Tuttavia, non tutti condividono questa visione. Lingiardi evidenzia il personaggio interpretato da Valeria Golino, una madre che ha perso il figlio a causa di un omicidio, la quale fatica a riconoscere l’umanità di chi ha commesso tali atti. Questo conflitto rappresenta una delle sfide più difficili nel riconoscere la complessità del male. Spesso, la reazione immediata della società è quella di condannare senza ascoltare: “buttiamoli in galera e buttiamo via la chiave” è una frase che risuona frequentemente.
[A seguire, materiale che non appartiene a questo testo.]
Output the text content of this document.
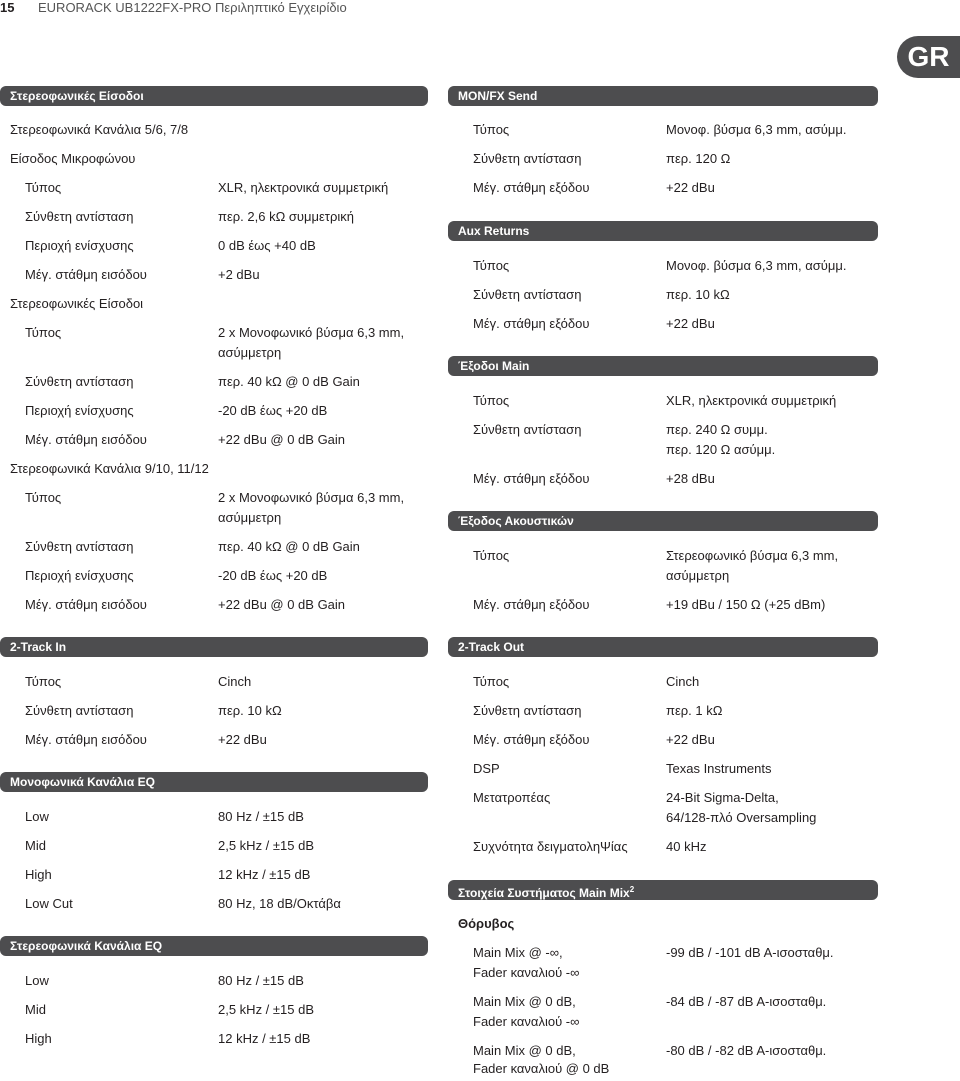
15 EURORACK UB1222FX-PRO Περιληπτικό Εγχειρίδιο
GR
Στερεοφωνικές Είσοδοι
Στερεοφωνικά Κανάλια 5/6, 7/8
Είσοδος Μικροφώνου
Τύπος	XLR, ηλεκτρονικά συμμετρική
Σύνθετη αντίσταση	περ. 2,6 kΩ συμμετρική
Περιοχή ενίσχυσης	0 dB έως +40 dB
Μέγ. στάθμη εισόδου	+2 dBu
Στερεοφωνικές Είσοδοι
Τύπος	2 x Μονοφωνικό βύσμα 6,3 mm,
ασύμμετρη
Σύνθετη αντίσταση	περ. 40 kΩ @ 0 dB Gain
Περιοχή ενίσχυσης	-20 dB έως +20 dB
Μέγ. στάθμη εισόδου	+22 dBu @ 0 dB Gain
Στερεοφωνικά Κανάλια 9/10, 11/12
Τύπος	2 x Μονοφωνικό βύσμα 6,3 mm,
ασύμμετρη
Σύνθετη αντίσταση	περ. 40 kΩ @ 0 dB Gain
Περιοχή ενίσχυσης	-20 dB έως +20 dB
Μέγ. στάθμη εισόδου	+22 dBu @ 0 dB Gain
2-Track In
Τύπος	Cinch
Σύνθετη αντίσταση	περ. 10 kΩ
Μέγ. στάθμη εισόδου	+22 dBu
Μονοφωνικά Κανάλια EQ
Low	80 Hz / ±15 dB
Mid	2,5 kHz / ±15 dB
High	12 kHz / ±15 dB
Low Cut	80 Hz, 18 dB/Οκτάβα
Στερεοφωνικά Κανάλια EQ
Low	80 Hz / ±15 dB
Mid	2,5 kHz / ±15 dB
High	12 kHz / ±15 dB
MON/FX Send
Τύπος	Μονοφ. βύσμα 6,3 mm, ασύμμ.
Σύνθετη αντίσταση	περ. 120 Ω
Μέγ. στάθμη εξόδου	+22 dBu
Aux Returns
Τύπος	Μονοφ. βύσμα 6,3 mm, ασύμμ.
Σύνθετη αντίσταση	περ. 10 kΩ
Μέγ. στάθμη εξόδου	+22 dBu
Έξοδοι Main
Τύπος	XLR, ηλεκτρονικά συμμετρική
Σύνθετη αντίσταση	περ. 240 Ω συμμ.
περ. 120 Ω ασύμμ.
Μέγ. στάθμη εξόδου	+28 dBu
Έξοδος Ακουστικών
Τύπος	Στερεοφωνικό βύσμα 6,3 mm,
ασύμμετρη
Μέγ. στάθμη εξόδου	+19 dBu / 150 Ω (+25 dBm)
2-Track Out
Τύπος	Cinch
Σύνθετη αντίσταση	περ. 1 kΩ
Μέγ. στάθμη εξόδου	+22 dBu
DSP	Texas Instruments
Μετατροπέας	24-Bit Sigma-Delta,
64/128-πλό Oversampling
Συχνότητα δειγματοληΨίας	40 kHz
Στοιχεία Συστήματος Main Mix$^2$
Θόρυβος
Main Mix @ -∞,
Fader καναλιού -∞
-99 dB / -101 dB A-ισοσταθμ.
Main Mix @ 0 dB,
Fader καναλιού -∞
-84 dB / -87 dB A-ισοσταθμ.
Main Mix @ 0 dB,
Fader καναλιού @ 0 dB
-80 dB / -82 dB A-ισοσταθμ.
Lingiardi insiste sulla necessità di considerare anche l’umanità dietro l’atto più orrendo. L’idea che ogni esperienza umana, anche quelle più mostruose, debba essere interrogata e compresa è centrale nel dibattito sulla giustizia e sulla rieducazione. L’articolo 27 della Costituzione italiana parla esplicitamente di rieducazione del condannato, un principio che invita a riflettere su come affrontare il male e le sue conseguenze.
Raccontare una storia, quindi, non è solo un atto necessario per il condannato, ma anche per la società nel suo complesso. In un contesto in cui la violenza e il dolore sono concreti, la consapevolezza e la comprensione diventano strumenti fondamentali per affrontare le questioni più spinose dell’esistenza umana.